Read more: ‘Pure greed’: Fury over ‘unjustified’ GPhC fee hike proposal
Merriman called for the pharmacy regulator to “release detailed accounts of these increased costs” as well as “details of the savings that have been proposed and made” and of “increases in remuneration and benefits for staff”.
“As one of the people who have no choice to pay this increase, surely I, alongside the tens of thousands of others in the same position, have a right to know what has been done to improve efficiency and what our money is being used to pay for,” he said.
Read more: ‘Spending spree’: PDA queries GPhC HQ costs ahead of fee hike decision
Other social media reactions to the news included calls on X for the regulator to “read the room”, while one poster quipped that the news “smells of someone at the GPhC wanting a new car”.

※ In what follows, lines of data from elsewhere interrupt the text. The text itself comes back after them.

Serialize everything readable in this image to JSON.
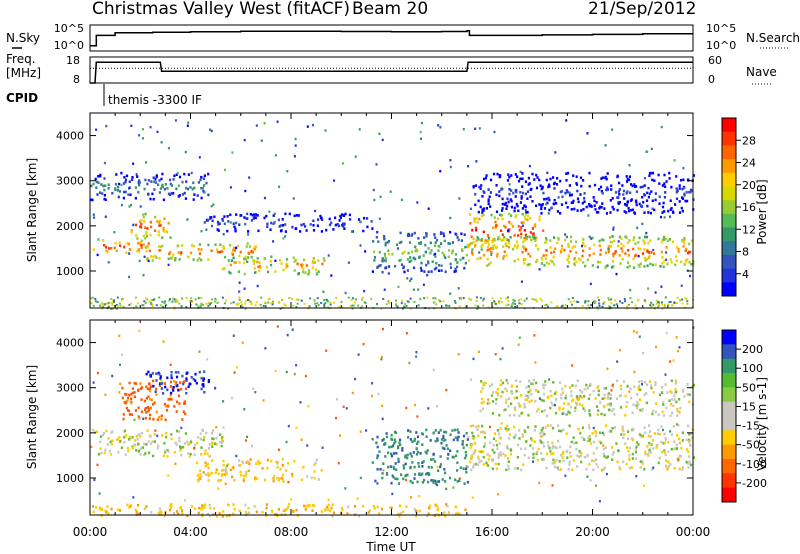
{
  "header": {
    "station": "Christmas Valley West (fitACF)",
    "beam": "Beam 20",
    "date": "21/Sep/2012"
  },
  "side_labels": {
    "nsky": "N.Sky",
    "nsearch": "N.Search",
    "freq_line1": "Freq.",
    "freq_line2": "[MHz]",
    "nave": "Nave",
    "cpid": "CPID",
    "cpid_value": "themis -3300 IF"
  },
  "chart_data": [
    {
      "type": "line",
      "panel": "noise",
      "left_ticks": [
        "10^5",
        "10^0"
      ],
      "right_ticks": [
        "10^5",
        "10^0"
      ],
      "series": [
        {
          "name": "N.Sky",
          "x_hours": [
            0,
            0.2,
            0.25,
            1.0,
            2.5,
            4,
            6,
            8,
            10,
            12,
            14,
            15,
            15.1,
            18,
            20,
            22,
            24
          ],
          "y_frac": [
            0.2,
            0.2,
            0.6,
            0.7,
            0.72,
            0.74,
            0.76,
            0.76,
            0.75,
            0.74,
            0.75,
            0.78,
            0.6,
            0.62,
            0.64,
            0.66,
            0.66
          ]
        }
      ]
    },
    {
      "type": "line",
      "panel": "frequency",
      "left_ticks": [
        "18",
        "8"
      ],
      "right_ticks": [
        "60",
        "0"
      ],
      "series": [
        {
          "name": "Freq.",
          "x_hours": [
            0,
            0.2,
            0.25,
            2.8,
            2.85,
            15.0,
            15.05,
            24
          ],
          "y_mhz": [
            8,
            8,
            16,
            16,
            12.5,
            12.5,
            16,
            16
          ]
        },
        {
          "name": "Nave",
          "x_hours": [
            0,
            24
          ],
          "y": [
            34,
            34
          ]
        }
      ]
    },
    {
      "type": "heatmap",
      "panel": "power",
      "ylabel": "Slant Range [km]",
      "y_ticks": [
        1000,
        2000,
        3000,
        4000
      ],
      "ylim": [
        180,
        4500
      ],
      "x_ticks": [
        "00:00",
        "04:00",
        "08:00",
        "12:00",
        "16:00",
        "20:00",
        "00:00"
      ],
      "xlim_hours": [
        0,
        24
      ],
      "colorbar": {
        "label": "Power [dB]",
        "ticks": [
          "28",
          "24",
          "20",
          "16",
          "12",
          "8",
          "4"
        ],
        "colors": [
          "#ff0000",
          "#ff3300",
          "#ff6600",
          "#ff9900",
          "#ffcc00",
          "#d8d800",
          "#99cc33",
          "#55bb55",
          "#339966",
          "#337799",
          "#3355bb",
          "#2233dd",
          "#0000ff"
        ]
      },
      "features": [
        {
          "x0": 0.1,
          "x1": 2.3,
          "r0": 1400,
          "r1": 1750,
          "level": 0.92
        },
        {
          "x0": 1.6,
          "x1": 3.2,
          "r0": 1750,
          "r1": 2300,
          "level": 0.88
        },
        {
          "x0": 2.2,
          "x1": 6.6,
          "r0": 1250,
          "r1": 1650,
          "level": 0.85
        },
        {
          "x0": 5.2,
          "x1": 9.3,
          "r0": 950,
          "r1": 1350,
          "level": 0.8
        },
        {
          "x0": 0.0,
          "x1": 4.8,
          "r0": 2600,
          "r1": 3200,
          "level": 0.35
        },
        {
          "x0": 4.5,
          "x1": 11.2,
          "r0": 1900,
          "r1": 2300,
          "level": 0.2
        },
        {
          "x0": 11.2,
          "x1": 15.0,
          "r0": 1000,
          "r1": 1900,
          "level": 0.5
        },
        {
          "x0": 15.0,
          "x1": 18.0,
          "r0": 1500,
          "r1": 2300,
          "level": 0.95
        },
        {
          "x0": 15.0,
          "x1": 24.0,
          "r0": 1100,
          "r1": 1800,
          "level": 0.85
        },
        {
          "x0": 15.2,
          "x1": 24.0,
          "r0": 2300,
          "r1": 3200,
          "level": 0.12
        }
      ]
    },
    {
      "type": "heatmap",
      "panel": "velocity",
      "ylabel": "Slant Range [km]",
      "y_ticks": [
        1000,
        2000,
        3000,
        4000
      ],
      "ylim": [
        180,
        4500
      ],
      "x_ticks": [
        "00:00",
        "04:00",
        "08:00",
        "12:00",
        "16:00",
        "20:00",
        "00:00"
      ],
      "xlim_hours": [
        0,
        24
      ],
      "xlabel": "Time UT",
      "colorbar": {
        "label": "Velocity [m s-1]",
        "ticks": [
          "200",
          "100",
          "50",
          "15",
          "-15",
          "-50",
          "-100",
          "-200"
        ],
        "colors": [
          "#0000ff",
          "#3355bb",
          "#339966",
          "#55bb33",
          "#88cc44",
          "#c8c8c0",
          "#c8c8c0",
          "#ffcc00",
          "#ff9900",
          "#ff6600",
          "#ff3300",
          "#ff0000"
        ]
      },
      "features": [
        {
          "x0": 0.0,
          "x1": 5.3,
          "r0": 1500,
          "r1": 2100,
          "v": 0
        },
        {
          "x0": 4.2,
          "x1": 9.2,
          "r0": 950,
          "r1": 1450,
          "v": -30
        },
        {
          "x0": 1.2,
          "x1": 3.8,
          "r0": 2300,
          "r1": 3200,
          "v": -120
        },
        {
          "x0": 2.2,
          "x1": 5.0,
          "r0": 2900,
          "r1": 3400,
          "v": 150
        },
        {
          "x0": 11.2,
          "x1": 15.0,
          "r0": 900,
          "r1": 2100,
          "v": 60
        },
        {
          "x0": 15.0,
          "x1": 24.0,
          "r0": 1200,
          "r1": 2200,
          "v": 0
        },
        {
          "x0": 15.5,
          "x1": 24.0,
          "r0": 2400,
          "r1": 3200,
          "v": 0
        },
        {
          "x0": 0.0,
          "x1": 15.0,
          "r0": 180,
          "r1": 450,
          "v": -40
        }
      ]
    }
  ]
}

One commenter on Facebook said that the regulator should “stop paying for a building in Canary Wharf and move somewhere cheaper”.
While another said that “it’s a disgrace and I have responded to their consultation telling them so”, calling for others to “make sure you all do too”.
Read more: GPhC council members voted to give themselves 20% pay rise in May meeting
The regulator yesterday said that it is “making cost savings where possible but fee increases are still needed to cover rising operational costs”, adding that it has “no alternative” but to raise fees”.
It also revealed plans to reintroduce “multi-year fee cycles” with “regular and moderate fee increases in the future” and to consider changes to fees for independent prescribers.
The consultation is open from January 30 to April 24 – the Council will then consider making the fee increase a rule in the summer and if approved, it will apply from this September.